LA FIN DE L’ÉLECTRONUCLÉAIRE : RÉCIT ANTICIPATIF D’UNE HISTOIRE MILITARO-INDUSTRIELLE

Les découvertes de la fission nucléaire et de la réaction en chaîne avaient trouvé une application terriblement efficace avec le projet Manhattan : l’anéantissement de Hiroshima et Nagasaki en août 1945 par deux « bombes atomiques », la première à uranium et la seconde au plutonium. Leur mise au point avait nécessité un effort industriel considérable : usines d’enrichissement d’uranium, fabrication du plutonium dans des réacteurs nucléaires, puis extraction de celui-ci par « retraitement » des combustibles irradiés. Allait suivre le développement de nouveaux réacteurs pour la propulsion des sous-marins et des porte-avions.
Tout était donc prêt pour le basculement vers la production d’électricité en recourant aux mêmes techniques, favorisé par le discours « L’atome pour la paix » du président Eisenhower aux Nations Unies en 1953 et le Price Anderson Act (1957) qui reportait sur l’État la responsabilité financière en cas d’accident grave. S’y ajoutait la création en 1957 de l’Agence internationale pour l’énergie atomique
des Nations Unies, ayant en charge la promotion de l’énergie nucléaire civile, puis, en 1968, le contrôle de l’application du Traité de non-prolifération des armes nucléaires, une double responsabilité non exempte d’ambiguïté (1).
L’atome pour la paix profitait d’emblée de l’existence d’un système de R&D et de production industrielle et bénéficiait de l’image rédemptrice d’un nucléaire au service du progrès et de la coopération internationale, à la fois sûr et bon marché (2). Cette alliance de Prométhée et de Janus ouvrit, dès la fin des années 1950, une période de développement de la production d’électricité d’origine nucléaire basée sur les techniques héritées du militaire : les réacteurs à eau et à uranium enrichi américains PWR et BWR (3) et, à un degré moindre, les réacteurs à uranium naturel, graphite, gaz (UNGG), au Royaume-Uni et en France (4). Le poids de l’héritage militaro-industriel était tel à l’époque que ni les considérations de sûreté des réacteurs ni la nature des déchets radioactifs ne furent des critères pris en compte pour asseoir les choix techniques concernant tant les réacteurs que le combustible (5).
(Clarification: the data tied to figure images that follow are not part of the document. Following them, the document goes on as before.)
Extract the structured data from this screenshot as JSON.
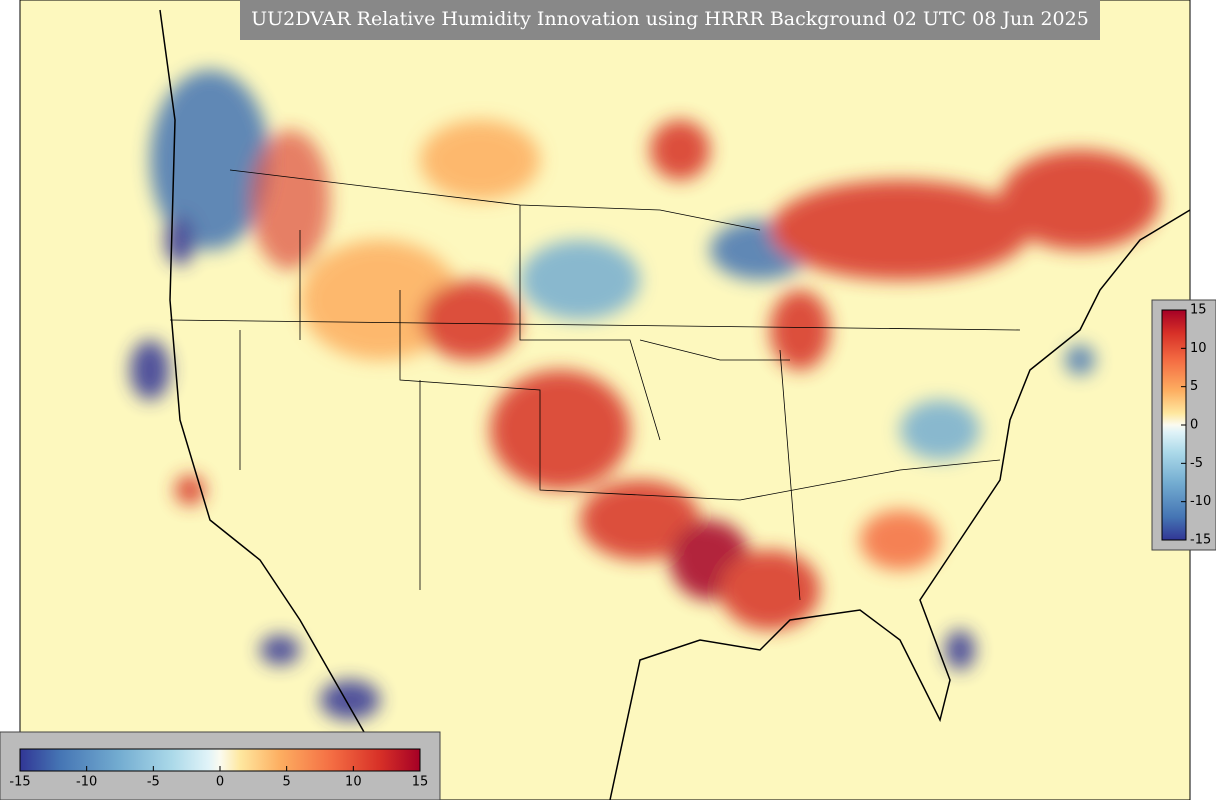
{
  "title": "UU2DVAR Relative Humidity Innovation using HRRR Background 02 UTC 08 Jun 2025",
  "colorbars": [
    {
      "orientation": "vertical",
      "lim": [
        -15,
        15
      ],
      "ticks": [
        15,
        10,
        5,
        0,
        -5,
        -10,
        -15
      ]
    },
    {
      "orientation": "horizontal",
      "lim": [
        -15,
        15
      ],
      "ticks": [
        -15,
        -10,
        -5,
        0,
        5,
        10,
        15
      ]
    }
  ]
}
En partant du constat du caractère militaro-industriel du développement de la production d’électricité d’origine nucléaire, nous présentons dans cet article l’évolution sur la période 1950-2018 de cette industrie, allant du succès au déclin, lequel est dû à la fois à l’occurrence des grands accidents nucléaires de Three Mile Island, de Tchernobyl et de Fukushima et à la perte de sa compétitivité économique du fait de l’augmentation de ses coûts de production et de la baisse spectaculaire (très rapide à partir des années 2010) du coût des productions concurrentes d’origine renouvelable – l’éolien et le photovoltaïque –, sans que l’argument des faibles émissions de CO2 de l’électronucléaire puisse faire pencher la balance en sa faveur.

À partir de ce constat, nous présentons les évolutions conduisant à la sortie du nucléaire dans les différents pays et régions du monde et tout particulièrement en France, à partir du « grand tournant » de la décennie 2020-2030, qui verra l’instauration d’une politique énergétique basée sur la sobriété et l’efficacité énergétiques au niveau de la demande et sur les énergies renouvelables au niveau de l’offre, pour aboutir, pour ce qui concerne la production d’électricité, à la fin de l’électronucléaire dans le monde sur la période 2040-2050.